The Global Gag Rule: One Year Later, Still a Long Road Ahead


A year ago, the Trump Administration reinstated and expanded the Global Gag Rule – a move that had damaging consequences to the health and lives of people around the world.

This harmful policy – signed just days after the inauguration – prevents foreign non-governmental organizations from receiving U.S. funding if they provide information about, referrals to, or services for legal abortion, or advocate for legalized abortion, even with their own, non-U.S. funds.

The policy impacts reproductive health and family planning funding and, for the first time, extends to a wide range of other global health priorities such as maternal and child health, nutrition, HIV/AIDS, malaria, tuberculosis, infectious diseases, and neglected tropical diseases. It forces providers to choose between receiving critical U.S. funding and providing comprehensive health care, putting lifesaving health services out of reach for women and communities who need them most.

Because of its unprecedented expansion, the continuing rollout of the policy is causing confusion among organizations – some of which have never been impacted by the Global Gag Rule before – as they navigate what the new scope means for their programs and resources. Already, two of the most effective international aid organizations – Marie Stopes International (MSI) and International Planned Parenthood Federation (IPPF) – have lost critical U.S. resources and are working to secure emergency funding to make sure women and girls continue to have access to essential care. But this emergency funding can only go so far in filling the immense funding gap left by the U.S., and with the rollout still ongoing, more funding cut-offs are yet to come.

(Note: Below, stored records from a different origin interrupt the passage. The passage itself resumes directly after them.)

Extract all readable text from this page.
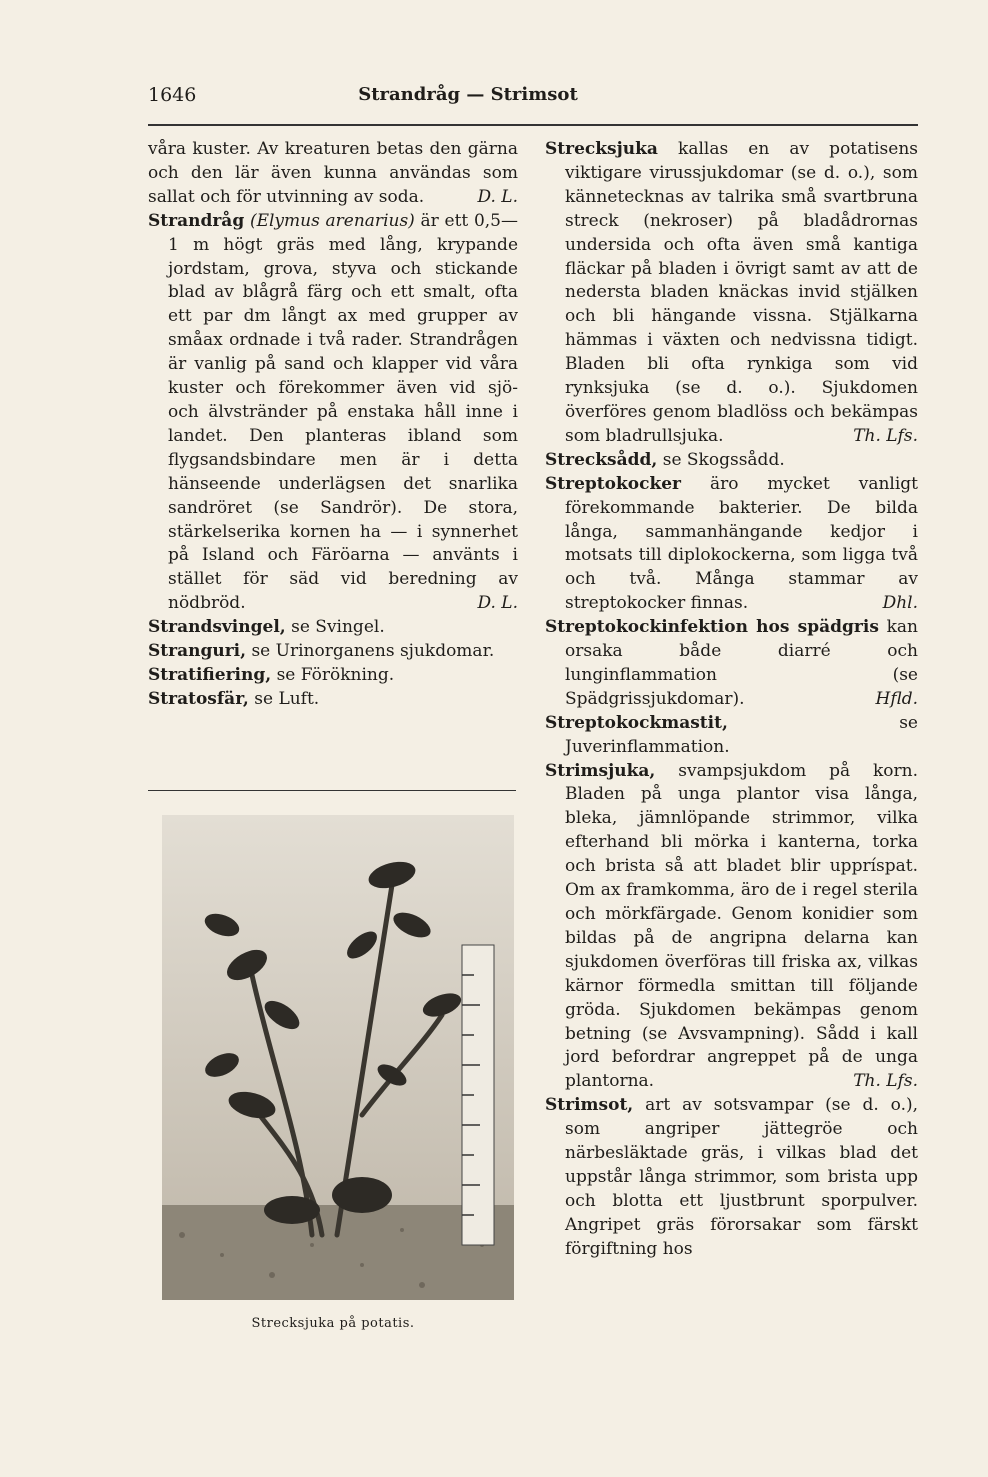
1646	Strandråg — Strimsot

våra kuster. Av kreaturen betas den gärna och den lär även kunna användas som sallat och för utvinning av soda.	D. L.

Strandråg (Elymus arenarius) är ett 0,5—1 m högt gräs med lång, krypande jordstam, grova, styva och stickande blad av blågrå färg och ett smalt, ofta ett par dm långt ax med grupper av småax ordnade i två rader. Strandrågen är vanlig på sand och klapper vid våra kuster och förekommer även vid sjö- och älvstränder på enstaka håll inne i landet. Den planteras ibland som flygsandsbindare men är i detta hänseende underlägsen det snarlika sandröret (se Sandrör). De stora, stärkelserika kornen ha — i synnerhet på Island och Färöarna — använts i stället för säd vid beredning av nödbröd.	D. L.

Strandsvingel, se Svingel.

Stranguri, se Urinorganens sjukdomar.

Stratifiering, se Förökning.

Stratosfär, se Luft.

Strecksjuka på potatis.

Strecksjuka kallas en av potatisens viktigare virussjukdomar (se d. o.), som kännetecknas av talrika små svartbruna streck (nekroser) på bladådrornas undersida och ofta även små kantiga fläckar på bladen i övrigt samt av att de nedersta bladen knäckas invid stjälken och bli hängande vissna. Stjälkarna hämmas i växten och nedvissna tidigt. Bladen bli ofta rynkiga som vid rynksjuka (se d. o.). Sjukdomen överföres genom bladlöss och bekämpas som bladrullsjuka.	Th. Lfs.

Strecksådd, se Skogssådd.

Streptokocker äro mycket vanligt förekommande bakterier. De bilda långa, sammanhängande kedjor i motsats till diplokockerna, som ligga två och två. Många stammar av streptokocker finnas.	Dhl.

Streptokockinfektion hos spädgris kan orsaka både diarré och lunginflammation (se Spädgrissjukdomar).	Hfld.

Streptokockmastit,	se Juverinflammation.

Strimsjuka, svampsjukdom på korn. Bladen på unga plantor visa långa, bleka, jämnlöpande strimmor, vilka efterhand bli mörka i kanterna, torka och brista så att bladet blir uppríspat. Om ax framkomma, äro de i regel sterila och mörkfärgade. Genom konidier som bildas på de angripna delarna kan sjukdomen överföras till friska ax, vilkas kärnor förmedla smittan till följande gröda. Sjukdomen bekämpas genom betning (se Avsvampning). Sådd i kall jord befordrar angreppet på de unga plantorna.	Th. Lfs.

Strimsot, art av sotsvampar (se d. o.), som angriper jättegröe och närbesläktade gräs, i vilkas blad det uppstår långa strimmor, som brista upp och blotta ett ljustbrunt sporpulver. Angripet gräs förorsakar som färskt förgiftning hos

All of this means that, in its first year, the impacts of the expanded Global Gag Rule are difficult to quantify, and it’s far too soon to articulate its full impact. Last time the Global Gag Rule was enacted – in its original, unexpanded form – the world saw devastating impacts including clinic closures, loss of family planning services, weakened HIV/AIDS prevention services, an increase in maternal deaths, and an increase in abortions, many of which were unsafe.

Already, MSI is estimating its funding gap of $80 million will lead to 2.5 million unintended pregnancies and 870,000 unsafe abortions.  Similarly, IPFF estimates it will forego $100 million in funding which will lead to 20,000 maternal deaths, 4.8 million unintended pregnancies, and 1.7 million unsafe abortions.

While these significant impacts will not be evident until years into the policy, the reinstatement and unprecedented expansion of the Global Gag Rule had two immediate effects: It undercut long-standing, bipartisan U.S. leadership on global health, and it mobilized the entire global health and development community to rally for the health and rights of girls, women, and families everywhere.

More than 160 diverse groups have joined to oppose the expanded Global Gag Rule, including domestic and global reproductive health and justice, human rights, public health, HIV/AIDS, LGBTI, faith-based, labor, environmental, maternal and child health, youth, anti- trafficking, development, academic, medical, and refugee organizations. New funders came to the table to offer their support in mitigating the harm of the Global Gag Rule on girls and women; more than 200 policymakers have signed on in support of the Global HER Act to permanently repeal the policy; and there was a surge of grassroots activism against and media coverage of the devastating implications of the policy.

One year later, we have not forgotten. One year later, we are still fighting back against an ideological policy that undermines our most essential human rights. It’s been a long year, but we have an even longer road ahead of us. We must keep the momentum going and tell our policymakers that every girl and every woman deserves the opportunity to determine her own future.